Diketahui fasilitas pembiayaan itu diterima oleh empat perusahaan, yakni PT RII, PT SMS, PT SPV, dan PT PRS yang bergerak di bidang kelapa sawit, batu bara, perkapalan, dan nikel.
Keempat perusahaan tersebut kemudian tak sanggup membayar kredit alias mengalami kredit macet.
Dari situlah terindikasi ada fraud.
"Ya kan semuanya diawali dari kajian," ujar Direktur Penyidikan pada Jaksa Agung Muda Bidang Tindak Pidana Khusus Kejaksaan Agung, Kuntadi, Minggu (24/3/2024).
Dalam tahap kajian itu, menurut Kuntadi, modus-modus yang dilakukan beragam.

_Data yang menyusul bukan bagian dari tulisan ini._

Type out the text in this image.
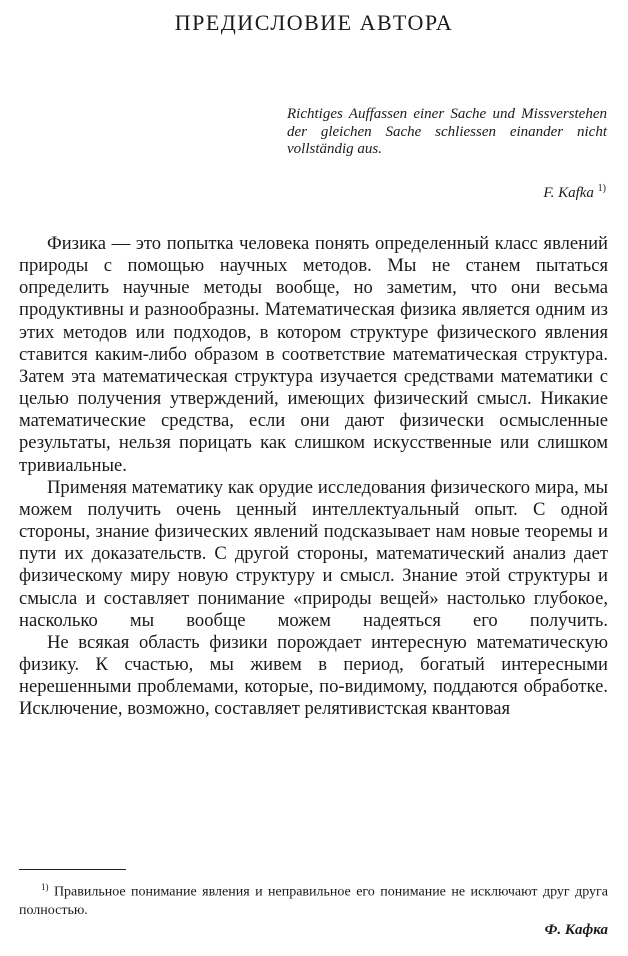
ПРЕДИСЛОВИЕ АВТОРА
Richtiges Auffassen einer Sache und Missverstehen der gleichen Sache schliessen einander nicht vollständig aus.
F. Kafka $^{1)}$

Физика — это попытка человека понять определенный класс явлений природы с помощью научных методов. Мы не станем пытаться определить научные методы вообще, но заметим, что они весьма продуктивны и разнообразны. Математическая физика является одним из этих методов или подходов, в котором структуре физического явления ставится каким-либо образом в соответствие математическая структура. Затем эта математическая структура изучается средствами математики с целью получения утверждений, имеющих физический смысл. Никакие математические средства, если они дают физически осмысленные результаты, нельзя порицать как слишком искусственные или слишком тривиальные.

Применяя математику как орудие исследования физического мира, мы можем получить очень ценный интеллектуальный опыт. С одной стороны, знание физических явлений подсказывает нам новые теоремы и пути их доказательств. С другой стороны, математический анализ дает физическому миру новую структуру и смысл. Знание этой структуры и смысла и составляет понимание «природы вещей» настолько глубокое, насколько мы вообще можем надеяться его получить.

Не всякая область физики порождает интересную математическую физику. К счастью, мы живем в период, богатый интересными нерешенными проблемами, которые, по-видимому, поддаются обработке. Исключение, возможно, составляет релятивистская квантовая

$^{1)}$ Правильное понимание явления и неправильное его понимание не исключают друг друга полностью.
Ф. Кафка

Di antaranya terdapat prasyarat yang tidak lengkap hingga penggunaan fasilitas pembiayaan yang tak sesuai pengajuan.
"Ada yang kajian-kajian ketika pengajuan persyaratannya enggak lengkap, fiktif, dan juga penggunaannya enggak sesuai dengan pengajuannya. Macam-macam," katanya.
Kuntadi juga mengungkapkan bahwa konstruksi peristiwanya tak jauh berbeda dengan kasus korupsi pembiayaan ekspor LPEI yang sudah divonis pada tahun 2022 lalu.
"Kita kan sudah ada perkara korupsi dari LPEI. Indikasinya enggak jauh-jauh beda dengan itu," kata Kuntadi.
Hingga kini, seluruh temuan masih didalami Kejaksaan Agung di bawah naungan Jaksa Agung Muda Bidang Tindak Pidana Khusus.
Statusnya pun belum dinaikkan ke tahap penyidikan sejak dilaporkan Menteri Keuangan, Sri Mulyani pada Senin (18/3/2024) lalu.
"Sifatnya laporan. Jadi masih dalam kajian. Kalau memang ada kecukupan (alat bukti) ya kita dalami," katanya.
Adapun nilai kredit macet yang diduga terindikasi fraud ini mencapai RP 2,5 triliun.
Berikut merupakan rincian besaran kredit macet di setiap perusahaan yang diduga terdapat fraud di dalamnya:
PT RII sekitar 1,8 triliun, PT SMS 216 triliun, PT SPV 144 miliar, dan PT PRS sebesar 305 miliar.
"Jadi itu tahap pertama. Jumlah keseluruhannya adalah 2,505119 triliun," ujar Jaksa Agung, Sanitiar Burhanuddin dalam konferensi pers Senin (18/3/2024), setelah Sri Mulyani menyerahkan laporan kepadanya.
Kemudian Kepala Pusat Penerangan Hukum Kejaksaan Agung, Ketut Sumedana menyampaikan bahwa dugaan fraud ini merupakan hasil temuan tim terpadu yang terdiri dari LPEI, BPKP, Jamdatun dan Inspektorat Jenderal Kementerian Keuangan yang terdeteksi pada tahun 2019.
Selain empat perusahaan yang sudah disebutkan, nantinya juga ada enam perusahaan dengan perkara serupa yang saat ini masih diperiksa tim terpadu.
Keenam perusahaan tersebut belum diumumkan nama maupun inisialnya.
Namun dari Kejaksaan Agung mengungkapkan bahwa nilai kredit macet yang terindikasi ada fraud dari 6 perusahaan itu mencapai Rp 3 miliar.
"Nanti tahap kedua kalau seandainya di bidang Pidsus. Tadi ada enam perusahaan yang dinilai 3 sekian triliun. Yang 6 masih di-keep oleh tim gabungan Jamdatun, BPKP dan Inspektorat Kemenkeu," kata Ketut dalam konferensi pers Senin (18/3/2024).